The leader of a protest movement that has rocked Armenia called on May 1 for a pause in a campaign of civil disobedience while he seeks assurances that the ruling party will back him to be the next prime minister.
After a day of protests that blocked roads and railways and brought parts of the country to a standstill, a senior official with the ruling party hinted it may be willing to back Nikol Pashinyan when his candidacy for the premier’s job comes up for a vote in parliament next week.
That would signal a dramatic shift in power in Armenia and cause disquiet in Russia, which sees the ex-Soviet state as a strategic ally and does not want any changes that could pull the country out of its orbit.
Pashinyan, a 42-year-old former journalist who has spent time in jail on charges of fomenting unrest, said that on the face of it the ruling Republican Party was conceding defeat. But he said he needed to be certain it was not a ruse.
“Tomorrow, we will stage no actions,” Pashinyan, who has won a large following by accusing the ruling elite of corruption and cronyism, told tens of thousands of supporters gathered in a square in the capital, Yerevan.

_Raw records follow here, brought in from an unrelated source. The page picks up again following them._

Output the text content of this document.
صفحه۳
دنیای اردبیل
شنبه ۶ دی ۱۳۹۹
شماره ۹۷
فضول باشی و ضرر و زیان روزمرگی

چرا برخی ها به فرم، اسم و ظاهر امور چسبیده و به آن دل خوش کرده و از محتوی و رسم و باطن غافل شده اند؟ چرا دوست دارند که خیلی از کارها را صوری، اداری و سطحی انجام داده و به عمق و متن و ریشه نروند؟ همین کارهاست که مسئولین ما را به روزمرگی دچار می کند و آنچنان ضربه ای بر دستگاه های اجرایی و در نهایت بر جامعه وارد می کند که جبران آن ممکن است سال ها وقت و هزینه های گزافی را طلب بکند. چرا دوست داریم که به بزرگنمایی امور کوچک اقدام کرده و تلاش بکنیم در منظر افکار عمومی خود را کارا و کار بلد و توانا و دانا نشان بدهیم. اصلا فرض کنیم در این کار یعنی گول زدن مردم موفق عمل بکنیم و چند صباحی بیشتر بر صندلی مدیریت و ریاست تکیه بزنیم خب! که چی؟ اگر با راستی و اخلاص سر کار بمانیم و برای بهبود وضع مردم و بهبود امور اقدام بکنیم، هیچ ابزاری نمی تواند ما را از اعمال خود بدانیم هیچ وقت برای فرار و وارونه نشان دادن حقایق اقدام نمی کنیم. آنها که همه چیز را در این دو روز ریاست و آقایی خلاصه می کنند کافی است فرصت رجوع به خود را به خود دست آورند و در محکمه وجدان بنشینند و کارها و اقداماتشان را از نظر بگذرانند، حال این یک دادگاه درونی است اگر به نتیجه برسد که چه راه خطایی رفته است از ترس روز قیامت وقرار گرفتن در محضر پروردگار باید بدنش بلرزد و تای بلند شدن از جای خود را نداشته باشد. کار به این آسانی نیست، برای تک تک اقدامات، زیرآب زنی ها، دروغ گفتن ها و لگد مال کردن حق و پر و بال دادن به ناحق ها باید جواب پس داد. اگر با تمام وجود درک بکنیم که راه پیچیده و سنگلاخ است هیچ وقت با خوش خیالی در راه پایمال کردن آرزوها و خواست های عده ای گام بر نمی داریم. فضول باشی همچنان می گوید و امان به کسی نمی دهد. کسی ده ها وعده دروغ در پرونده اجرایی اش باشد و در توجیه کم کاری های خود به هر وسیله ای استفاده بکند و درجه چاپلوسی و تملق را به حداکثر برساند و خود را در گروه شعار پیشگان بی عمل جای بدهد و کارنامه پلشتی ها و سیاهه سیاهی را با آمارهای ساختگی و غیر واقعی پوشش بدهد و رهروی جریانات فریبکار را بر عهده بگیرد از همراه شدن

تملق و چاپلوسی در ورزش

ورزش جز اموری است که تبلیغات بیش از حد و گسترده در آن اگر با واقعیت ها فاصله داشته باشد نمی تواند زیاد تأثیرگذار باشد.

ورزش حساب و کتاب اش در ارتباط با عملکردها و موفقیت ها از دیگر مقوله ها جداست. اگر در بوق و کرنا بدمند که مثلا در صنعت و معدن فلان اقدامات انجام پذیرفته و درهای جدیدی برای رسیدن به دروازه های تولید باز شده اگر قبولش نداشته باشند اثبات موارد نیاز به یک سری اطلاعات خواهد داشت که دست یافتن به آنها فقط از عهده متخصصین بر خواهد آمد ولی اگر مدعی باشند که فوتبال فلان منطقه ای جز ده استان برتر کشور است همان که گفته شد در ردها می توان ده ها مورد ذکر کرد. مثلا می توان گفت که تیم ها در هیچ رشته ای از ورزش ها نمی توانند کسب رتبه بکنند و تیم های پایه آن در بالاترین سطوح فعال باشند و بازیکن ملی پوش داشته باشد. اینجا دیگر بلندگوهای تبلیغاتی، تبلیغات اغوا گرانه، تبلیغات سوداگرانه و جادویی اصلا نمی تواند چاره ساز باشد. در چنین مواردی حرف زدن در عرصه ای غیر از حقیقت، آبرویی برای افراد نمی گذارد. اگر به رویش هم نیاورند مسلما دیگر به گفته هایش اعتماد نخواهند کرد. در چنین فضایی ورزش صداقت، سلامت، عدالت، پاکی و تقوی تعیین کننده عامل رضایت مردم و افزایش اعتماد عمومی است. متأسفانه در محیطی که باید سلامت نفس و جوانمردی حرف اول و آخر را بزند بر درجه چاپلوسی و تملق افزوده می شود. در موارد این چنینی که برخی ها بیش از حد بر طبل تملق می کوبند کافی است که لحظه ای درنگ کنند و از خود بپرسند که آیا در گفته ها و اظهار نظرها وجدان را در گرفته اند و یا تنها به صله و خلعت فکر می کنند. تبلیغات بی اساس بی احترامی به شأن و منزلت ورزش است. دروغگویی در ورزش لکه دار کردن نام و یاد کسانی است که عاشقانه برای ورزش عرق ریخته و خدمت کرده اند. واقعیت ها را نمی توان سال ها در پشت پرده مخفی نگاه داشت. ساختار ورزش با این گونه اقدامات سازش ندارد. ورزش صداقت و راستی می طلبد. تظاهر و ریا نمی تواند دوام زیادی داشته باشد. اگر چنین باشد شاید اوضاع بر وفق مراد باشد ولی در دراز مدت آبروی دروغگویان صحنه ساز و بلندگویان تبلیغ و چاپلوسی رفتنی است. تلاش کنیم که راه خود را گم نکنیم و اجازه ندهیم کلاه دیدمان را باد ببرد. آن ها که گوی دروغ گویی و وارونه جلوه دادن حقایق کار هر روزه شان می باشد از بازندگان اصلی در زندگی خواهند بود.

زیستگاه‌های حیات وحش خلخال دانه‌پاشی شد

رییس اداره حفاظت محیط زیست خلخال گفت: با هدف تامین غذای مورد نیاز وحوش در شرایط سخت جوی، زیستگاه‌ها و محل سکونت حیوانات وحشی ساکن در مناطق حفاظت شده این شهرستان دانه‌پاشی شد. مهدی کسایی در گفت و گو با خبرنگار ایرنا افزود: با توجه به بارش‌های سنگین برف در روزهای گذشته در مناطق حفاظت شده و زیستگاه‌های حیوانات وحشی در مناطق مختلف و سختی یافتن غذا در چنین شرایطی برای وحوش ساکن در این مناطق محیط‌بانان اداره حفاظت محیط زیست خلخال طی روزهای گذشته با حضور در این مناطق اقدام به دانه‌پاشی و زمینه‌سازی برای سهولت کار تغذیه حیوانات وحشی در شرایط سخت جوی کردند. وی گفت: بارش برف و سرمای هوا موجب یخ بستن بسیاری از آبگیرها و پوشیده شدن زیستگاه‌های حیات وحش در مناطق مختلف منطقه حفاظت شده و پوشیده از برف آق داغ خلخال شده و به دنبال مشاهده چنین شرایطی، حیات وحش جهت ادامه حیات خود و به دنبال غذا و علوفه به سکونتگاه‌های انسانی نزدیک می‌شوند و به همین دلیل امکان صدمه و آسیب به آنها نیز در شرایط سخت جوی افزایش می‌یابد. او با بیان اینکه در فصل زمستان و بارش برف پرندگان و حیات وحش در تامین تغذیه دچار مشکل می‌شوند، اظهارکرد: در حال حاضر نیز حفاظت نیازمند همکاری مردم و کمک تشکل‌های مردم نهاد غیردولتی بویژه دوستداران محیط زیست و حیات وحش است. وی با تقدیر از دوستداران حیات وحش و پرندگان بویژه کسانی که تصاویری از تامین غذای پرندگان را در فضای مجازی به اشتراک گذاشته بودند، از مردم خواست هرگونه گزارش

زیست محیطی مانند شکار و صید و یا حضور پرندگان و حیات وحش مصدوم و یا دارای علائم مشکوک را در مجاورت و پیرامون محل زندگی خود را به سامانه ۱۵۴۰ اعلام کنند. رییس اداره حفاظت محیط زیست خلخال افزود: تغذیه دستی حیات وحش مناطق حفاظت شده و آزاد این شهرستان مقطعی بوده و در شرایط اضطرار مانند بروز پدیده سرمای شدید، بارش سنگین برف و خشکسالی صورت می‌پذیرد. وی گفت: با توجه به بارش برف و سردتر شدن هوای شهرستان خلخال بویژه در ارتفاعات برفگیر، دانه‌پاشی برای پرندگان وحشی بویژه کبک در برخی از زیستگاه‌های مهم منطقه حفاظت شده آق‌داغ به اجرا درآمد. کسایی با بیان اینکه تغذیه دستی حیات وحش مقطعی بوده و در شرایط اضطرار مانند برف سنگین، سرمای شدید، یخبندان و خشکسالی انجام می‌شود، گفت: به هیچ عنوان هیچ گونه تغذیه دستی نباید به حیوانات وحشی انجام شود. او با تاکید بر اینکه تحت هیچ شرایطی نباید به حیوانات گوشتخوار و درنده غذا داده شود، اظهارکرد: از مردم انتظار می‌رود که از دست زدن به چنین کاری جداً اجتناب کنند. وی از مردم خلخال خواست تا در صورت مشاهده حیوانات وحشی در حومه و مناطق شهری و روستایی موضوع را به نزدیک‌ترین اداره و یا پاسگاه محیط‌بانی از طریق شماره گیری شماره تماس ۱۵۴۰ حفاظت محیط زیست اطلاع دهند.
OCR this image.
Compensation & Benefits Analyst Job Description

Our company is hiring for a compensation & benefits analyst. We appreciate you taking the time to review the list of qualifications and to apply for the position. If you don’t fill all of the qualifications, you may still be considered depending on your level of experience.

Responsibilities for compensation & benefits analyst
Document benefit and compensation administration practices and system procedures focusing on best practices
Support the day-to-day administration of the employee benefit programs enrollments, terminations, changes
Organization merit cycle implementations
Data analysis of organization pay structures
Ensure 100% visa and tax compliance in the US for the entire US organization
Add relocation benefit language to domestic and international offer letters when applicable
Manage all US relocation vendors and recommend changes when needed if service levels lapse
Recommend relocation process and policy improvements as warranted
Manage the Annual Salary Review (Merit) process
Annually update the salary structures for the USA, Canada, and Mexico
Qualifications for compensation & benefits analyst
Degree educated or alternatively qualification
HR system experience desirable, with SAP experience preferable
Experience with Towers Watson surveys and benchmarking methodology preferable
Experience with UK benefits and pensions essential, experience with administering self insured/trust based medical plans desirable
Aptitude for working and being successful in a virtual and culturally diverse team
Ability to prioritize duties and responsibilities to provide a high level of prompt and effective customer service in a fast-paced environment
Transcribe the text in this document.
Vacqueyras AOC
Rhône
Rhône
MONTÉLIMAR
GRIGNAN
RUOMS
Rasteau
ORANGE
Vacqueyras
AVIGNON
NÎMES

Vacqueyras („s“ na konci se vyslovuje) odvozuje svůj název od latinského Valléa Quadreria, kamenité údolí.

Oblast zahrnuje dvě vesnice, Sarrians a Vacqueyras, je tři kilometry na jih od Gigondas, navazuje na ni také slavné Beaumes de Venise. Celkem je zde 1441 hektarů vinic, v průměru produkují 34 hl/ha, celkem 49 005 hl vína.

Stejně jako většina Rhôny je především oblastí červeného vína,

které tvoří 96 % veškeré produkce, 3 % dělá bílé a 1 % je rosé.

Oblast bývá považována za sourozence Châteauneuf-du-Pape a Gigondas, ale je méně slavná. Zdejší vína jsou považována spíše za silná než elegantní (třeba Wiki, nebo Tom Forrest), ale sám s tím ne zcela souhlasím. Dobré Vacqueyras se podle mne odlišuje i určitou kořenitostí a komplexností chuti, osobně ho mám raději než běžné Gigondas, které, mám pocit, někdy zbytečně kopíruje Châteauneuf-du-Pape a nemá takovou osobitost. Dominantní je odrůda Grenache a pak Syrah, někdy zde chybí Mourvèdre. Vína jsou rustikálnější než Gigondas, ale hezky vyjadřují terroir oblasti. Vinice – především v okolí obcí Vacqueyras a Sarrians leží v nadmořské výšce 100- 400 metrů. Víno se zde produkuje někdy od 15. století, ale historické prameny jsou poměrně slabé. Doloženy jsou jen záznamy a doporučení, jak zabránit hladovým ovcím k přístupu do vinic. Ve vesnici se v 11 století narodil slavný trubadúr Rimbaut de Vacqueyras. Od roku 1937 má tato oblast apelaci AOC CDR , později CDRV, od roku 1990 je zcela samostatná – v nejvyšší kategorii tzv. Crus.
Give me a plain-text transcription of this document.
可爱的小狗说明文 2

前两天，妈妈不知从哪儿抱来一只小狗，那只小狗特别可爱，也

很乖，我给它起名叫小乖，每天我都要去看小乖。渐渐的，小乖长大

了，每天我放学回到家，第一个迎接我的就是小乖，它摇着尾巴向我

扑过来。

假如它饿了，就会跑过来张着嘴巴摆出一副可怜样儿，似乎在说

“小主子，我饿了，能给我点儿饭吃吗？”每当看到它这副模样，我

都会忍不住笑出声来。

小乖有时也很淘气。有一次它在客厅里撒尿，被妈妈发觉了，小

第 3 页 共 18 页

“You will be resting tomorrow. We will be working in parliament and we will try to get the necessary guarantees that the statements made by the Republican party are true.”
He urged his supporters to listen out for further announcements, saying that if the talks did not go to plan, he may need to call them back out on to the streets.
“We should be vigilant,” he said.
On May 2, the head of the Republican Party in parliament, Vahram Baghdasaryan, told reporters that when lawmakers vote on who will fill the vacant prime minister post, his party will not put forward its own candidate.
He said it will back whoever is nominated. So far, Pashinyan is the only nominee. Baghdasaryan did not say explicitly, though, that this meant his party would back Pashinyan.
His party has already sown confusion over its intentions, saying last week it would not stop Pashinyan from becoming prime minister, and then opposing his candidacy when it was put to a vote in parliament on May 1.
The re-run of the vote is scheduled to take place on May 8. If parliament fails on the second attempt to choose a new prime minister, the legislature will be dissolved and early parliamentary elections called.
Armenia hosts a Russian military base and is nestled strategically between Turkey and energy exporter Azerbaijan, with which it has been in a state of conflict since the Soviet Union’s collapse.
Pashinyan says that if he comes to power, he will keep close ties with the Kremlin. But Moscow is wary that Armenia could go the same way as Ukraine, where an uprising in 2014 swept to power new leaders who moved their country closer to the West.
The crisis in Armenia has pitted Pashinyan’s movement against a ruling elite that controls parliament and the security apparatus, and has Moscow’s backing.
Throughout May 2 in Yerevan all main streets were blocked by cars, minibuses and garbage bins. Protesters marched shouting “Nikol! Victory!” and waving flags and blowing horns. Police tried to persuade them to open roads, but did not use force.
In a sign of cracks in the ruling elite, acting Culture Minister Armen Amiryan resigned, according to his spokeswoman. She said protesters came to his ministry, and after meeting them he came outside and announced he was quitting.
By evening, blockades on roads outside the center of the capital had been lifted.
For most of the day, roads leading in and out of the capital were blocked, including the road to the international airport. A spokesman for the civil aviation authority said one flight had been cancelled. Residents and local media reported protests in several other cities in the country of three million people.
The national railway operator said it was forced to suspend some rail services because tracks were blocked.
The crisis was sparked when Armenia’s veteran leader Serzh Sarksyan, forbidden by the constitution from standing for a third term as president after a decade in office, tried to become prime minister last month.
His switch to the new job triggered protests by people who saw it as a cynical ploy to hang onto power, and he stepped down after just a week. The ruling elite has since dug in its heels and resisted ceding power to Pashinyan.
Not all Armenians back the protests. Some see Pashinyan as a demagogue who is trying to oust the country’s democratically elected leaders by whipping up public anger.
Reuters reporters witnessed two incidents in Yerevan when the drivers of vehicles remonstrated with protesters blocking their path.
“The country can’t exist like this. I couldn’t get to work today,” said Zhanna Petrosyan, a 56-year-old doctor.